Before Hip-Hop There was Be-Bop

Dizzy Gillespie
Dizzy Gillespie

January 6, 1993
Dizzy Gillespie

Dizzy Gillespie was one of the most famous composers of be-bop, a form of modern jazz that he created along with pianist Thelonious Monk, drummer Kenny Clarke, guitarist Charlie Christian, and alto saxophonist Charlie “Yardbird” Parker. Gillespie contributed an enormous amount to jazz and modern music and he played up until he died, which was on this day, January 6, 1993. Gillespie described be-bop as music with a different accent, ” … on the up beat.

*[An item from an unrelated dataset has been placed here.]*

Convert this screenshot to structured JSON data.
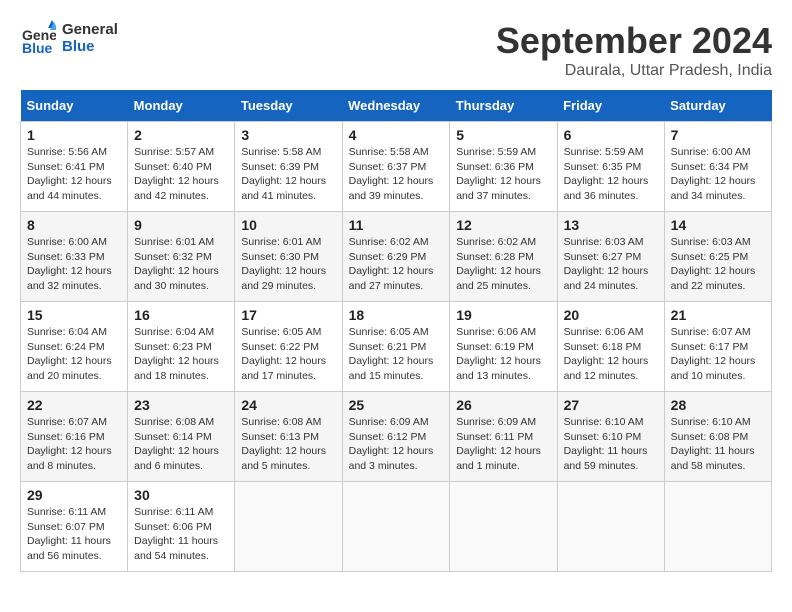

Instead of OO-bah, it’s oo-BAH. Different chords too.” Guess what city Gillespie played in the most.

Dizzy was one cool cat who jammed all over New York City, particularly along 52nd Street, often called “Swing Lane,” and “Be-Bop Alley.” Gillespie and the other musicians liked to hold long jam sessions in Harlem where they could show off their musical talents. Gillespie was quite a showman and he toured all over. He was known for his bent trumpet and having “moon cheeks” when he played.

Music styles borrow from each other. If you listen to Gillespie’s be-bop, maybe you will hear some chords and rhythms that are similar to the music you listen to today. Ask someone in your family about the music he or she heard growing up. What was different about it? How is hip-hop like be-bop? How is it different?